Rubbing and tapping are orthogonal (One along the rim and one right angles to it). Perhaps they don't excite the same modes?

Then why do they excite the same fundamental tone?

I notice that for "singing", every harmonic is present. This seems correct for flexural vibration of a ring. It is similar to the electrical resonance of a metal ring, where the lowest frequency corresponds to one wavelength circumference. On the other hand, the striking method has only odd harmonics, so it looks as if an antinode is forced on the system, like a shorted transmission line. But the fundamental frequencies are similar in both cases, so I am thinking that the vibrations in the two cases have different modes.

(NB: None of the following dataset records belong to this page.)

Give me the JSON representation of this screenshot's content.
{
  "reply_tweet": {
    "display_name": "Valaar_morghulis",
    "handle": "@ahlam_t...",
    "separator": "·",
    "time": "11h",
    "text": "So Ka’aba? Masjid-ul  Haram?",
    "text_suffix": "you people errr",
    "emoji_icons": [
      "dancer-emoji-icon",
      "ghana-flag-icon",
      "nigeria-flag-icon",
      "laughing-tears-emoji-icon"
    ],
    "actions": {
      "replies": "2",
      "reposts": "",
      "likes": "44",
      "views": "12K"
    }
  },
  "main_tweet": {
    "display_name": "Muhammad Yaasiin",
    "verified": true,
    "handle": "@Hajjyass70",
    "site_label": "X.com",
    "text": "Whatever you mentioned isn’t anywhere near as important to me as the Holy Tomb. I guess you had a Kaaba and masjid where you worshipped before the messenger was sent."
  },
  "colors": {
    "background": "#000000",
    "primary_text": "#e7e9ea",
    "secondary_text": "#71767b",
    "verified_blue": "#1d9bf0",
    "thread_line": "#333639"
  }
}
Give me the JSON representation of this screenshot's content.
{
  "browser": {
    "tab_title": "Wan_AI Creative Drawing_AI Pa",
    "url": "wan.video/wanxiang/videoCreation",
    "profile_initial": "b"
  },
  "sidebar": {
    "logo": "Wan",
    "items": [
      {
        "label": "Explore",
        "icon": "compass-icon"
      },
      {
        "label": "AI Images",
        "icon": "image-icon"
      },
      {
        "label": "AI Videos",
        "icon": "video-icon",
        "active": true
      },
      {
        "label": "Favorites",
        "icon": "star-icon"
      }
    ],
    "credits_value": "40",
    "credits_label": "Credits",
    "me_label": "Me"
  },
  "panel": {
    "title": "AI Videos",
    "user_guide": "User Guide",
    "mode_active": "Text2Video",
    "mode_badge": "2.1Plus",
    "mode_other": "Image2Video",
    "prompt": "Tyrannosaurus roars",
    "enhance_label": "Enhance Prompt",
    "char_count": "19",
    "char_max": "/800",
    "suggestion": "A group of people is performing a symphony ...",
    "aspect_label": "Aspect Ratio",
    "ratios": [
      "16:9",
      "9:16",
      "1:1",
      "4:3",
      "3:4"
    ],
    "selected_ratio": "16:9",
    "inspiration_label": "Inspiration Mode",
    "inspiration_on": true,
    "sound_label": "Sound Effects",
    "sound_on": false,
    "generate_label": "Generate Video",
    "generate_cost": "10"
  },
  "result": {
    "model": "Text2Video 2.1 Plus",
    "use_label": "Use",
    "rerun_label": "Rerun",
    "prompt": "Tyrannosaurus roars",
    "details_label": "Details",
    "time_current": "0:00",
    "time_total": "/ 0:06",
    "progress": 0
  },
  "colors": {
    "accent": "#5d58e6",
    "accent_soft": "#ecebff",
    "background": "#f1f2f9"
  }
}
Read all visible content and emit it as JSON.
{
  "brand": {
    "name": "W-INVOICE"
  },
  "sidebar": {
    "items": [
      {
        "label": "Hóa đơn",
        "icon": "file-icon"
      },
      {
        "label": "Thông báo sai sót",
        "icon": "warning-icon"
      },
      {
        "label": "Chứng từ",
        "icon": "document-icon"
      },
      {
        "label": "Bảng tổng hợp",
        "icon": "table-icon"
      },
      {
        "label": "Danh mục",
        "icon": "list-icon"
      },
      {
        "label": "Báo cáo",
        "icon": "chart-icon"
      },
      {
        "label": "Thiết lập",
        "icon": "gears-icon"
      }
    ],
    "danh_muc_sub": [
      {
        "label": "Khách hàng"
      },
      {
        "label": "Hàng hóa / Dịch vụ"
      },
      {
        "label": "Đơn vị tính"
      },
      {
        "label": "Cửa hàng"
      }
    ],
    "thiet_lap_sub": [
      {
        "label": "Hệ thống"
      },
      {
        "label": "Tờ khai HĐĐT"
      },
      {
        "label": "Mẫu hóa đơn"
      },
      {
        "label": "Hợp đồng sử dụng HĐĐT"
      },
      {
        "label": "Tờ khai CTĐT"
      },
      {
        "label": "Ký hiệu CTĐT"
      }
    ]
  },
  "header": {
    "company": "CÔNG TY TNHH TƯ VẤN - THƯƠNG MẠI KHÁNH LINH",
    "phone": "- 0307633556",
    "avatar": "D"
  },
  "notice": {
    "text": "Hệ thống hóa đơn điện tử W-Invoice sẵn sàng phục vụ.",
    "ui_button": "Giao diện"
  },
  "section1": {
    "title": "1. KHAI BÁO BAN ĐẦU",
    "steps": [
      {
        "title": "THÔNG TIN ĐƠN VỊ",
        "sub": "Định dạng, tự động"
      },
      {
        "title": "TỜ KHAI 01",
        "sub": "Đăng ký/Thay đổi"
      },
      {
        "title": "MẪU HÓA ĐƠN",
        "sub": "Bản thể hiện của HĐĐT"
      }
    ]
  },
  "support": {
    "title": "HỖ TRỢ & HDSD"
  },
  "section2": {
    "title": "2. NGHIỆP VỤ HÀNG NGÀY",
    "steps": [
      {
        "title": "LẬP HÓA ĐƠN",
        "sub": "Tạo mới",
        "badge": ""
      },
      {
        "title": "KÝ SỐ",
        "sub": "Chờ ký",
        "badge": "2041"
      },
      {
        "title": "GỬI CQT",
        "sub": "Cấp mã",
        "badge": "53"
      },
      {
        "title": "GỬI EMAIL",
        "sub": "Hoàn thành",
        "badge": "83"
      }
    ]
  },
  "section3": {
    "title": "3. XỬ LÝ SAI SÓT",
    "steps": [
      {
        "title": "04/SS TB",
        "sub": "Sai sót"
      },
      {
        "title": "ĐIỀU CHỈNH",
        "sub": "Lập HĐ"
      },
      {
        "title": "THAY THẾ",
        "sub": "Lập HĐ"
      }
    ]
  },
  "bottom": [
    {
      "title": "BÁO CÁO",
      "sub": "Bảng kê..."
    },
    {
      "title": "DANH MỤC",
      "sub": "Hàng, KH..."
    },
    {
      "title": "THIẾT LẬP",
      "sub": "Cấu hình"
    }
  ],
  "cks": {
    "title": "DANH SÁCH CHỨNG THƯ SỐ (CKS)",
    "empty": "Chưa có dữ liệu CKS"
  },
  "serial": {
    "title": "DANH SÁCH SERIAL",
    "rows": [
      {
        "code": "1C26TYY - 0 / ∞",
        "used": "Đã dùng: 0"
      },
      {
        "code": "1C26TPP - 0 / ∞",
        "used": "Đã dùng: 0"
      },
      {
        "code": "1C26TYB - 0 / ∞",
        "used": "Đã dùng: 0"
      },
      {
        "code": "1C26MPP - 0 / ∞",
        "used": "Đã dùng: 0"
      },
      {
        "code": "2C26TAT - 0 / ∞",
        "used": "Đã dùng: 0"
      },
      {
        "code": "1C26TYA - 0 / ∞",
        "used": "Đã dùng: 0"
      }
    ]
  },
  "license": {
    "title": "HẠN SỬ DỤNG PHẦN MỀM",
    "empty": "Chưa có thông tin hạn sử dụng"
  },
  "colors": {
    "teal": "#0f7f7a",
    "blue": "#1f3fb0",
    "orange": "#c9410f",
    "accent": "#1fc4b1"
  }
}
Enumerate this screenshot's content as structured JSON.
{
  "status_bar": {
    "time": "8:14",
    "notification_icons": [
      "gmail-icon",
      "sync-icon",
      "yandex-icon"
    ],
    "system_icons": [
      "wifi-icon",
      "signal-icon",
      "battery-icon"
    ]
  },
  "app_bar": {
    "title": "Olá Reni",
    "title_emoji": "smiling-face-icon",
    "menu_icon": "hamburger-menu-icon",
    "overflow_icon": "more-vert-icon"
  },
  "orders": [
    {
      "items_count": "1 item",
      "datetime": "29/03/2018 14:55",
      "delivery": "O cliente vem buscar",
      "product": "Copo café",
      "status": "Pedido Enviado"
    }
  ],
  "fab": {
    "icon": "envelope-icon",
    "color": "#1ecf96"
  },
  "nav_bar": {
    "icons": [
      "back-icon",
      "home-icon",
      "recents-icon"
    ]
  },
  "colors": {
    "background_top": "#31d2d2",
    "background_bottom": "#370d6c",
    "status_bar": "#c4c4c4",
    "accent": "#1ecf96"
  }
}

Flexural vibrations are dispersive, high frequency waves travel faster. In a straight bar the velocity is proportional to the square root of the frequency. As a result the overtones of a straight bar would be proportional to n². The pinging overtone frequencies of the wineglass are not odd harmonics, they are approximately proportional to n². The harmonic spectrum of the singing overtones is harder to explain.

 

[A.T.]

Remarkably, pinging overtones grow during the first second after hitting the glass.

I guess the energy, initially stored as a certain deformation, is distributed across different modes of vibration.

 

[Pythagorean]

In music terminology, I would say that it is a result of a different attack (much lIke different plucks elicit different tones from a guitar string vs. bowing a string). That is, the shape of the initial perturbation for a ping is one large impulse, while the driving force for a ping is constantly applied (probably a series of smaller impulse as each element of glass your finger passes over is released).

 

[spareine]

In music terminology, I would say that it is a result of a different attack (much lIke different plucks elicit different tones from a guitar string vs. bowing a string).

You are comparing it to a string which is fixed at both ends. The different tones of a string are harmonics of the fundamental, irrespective of the attack. But flexural waves in a string are something else than flexural waves in a rod (nondispersive vs. dispersive).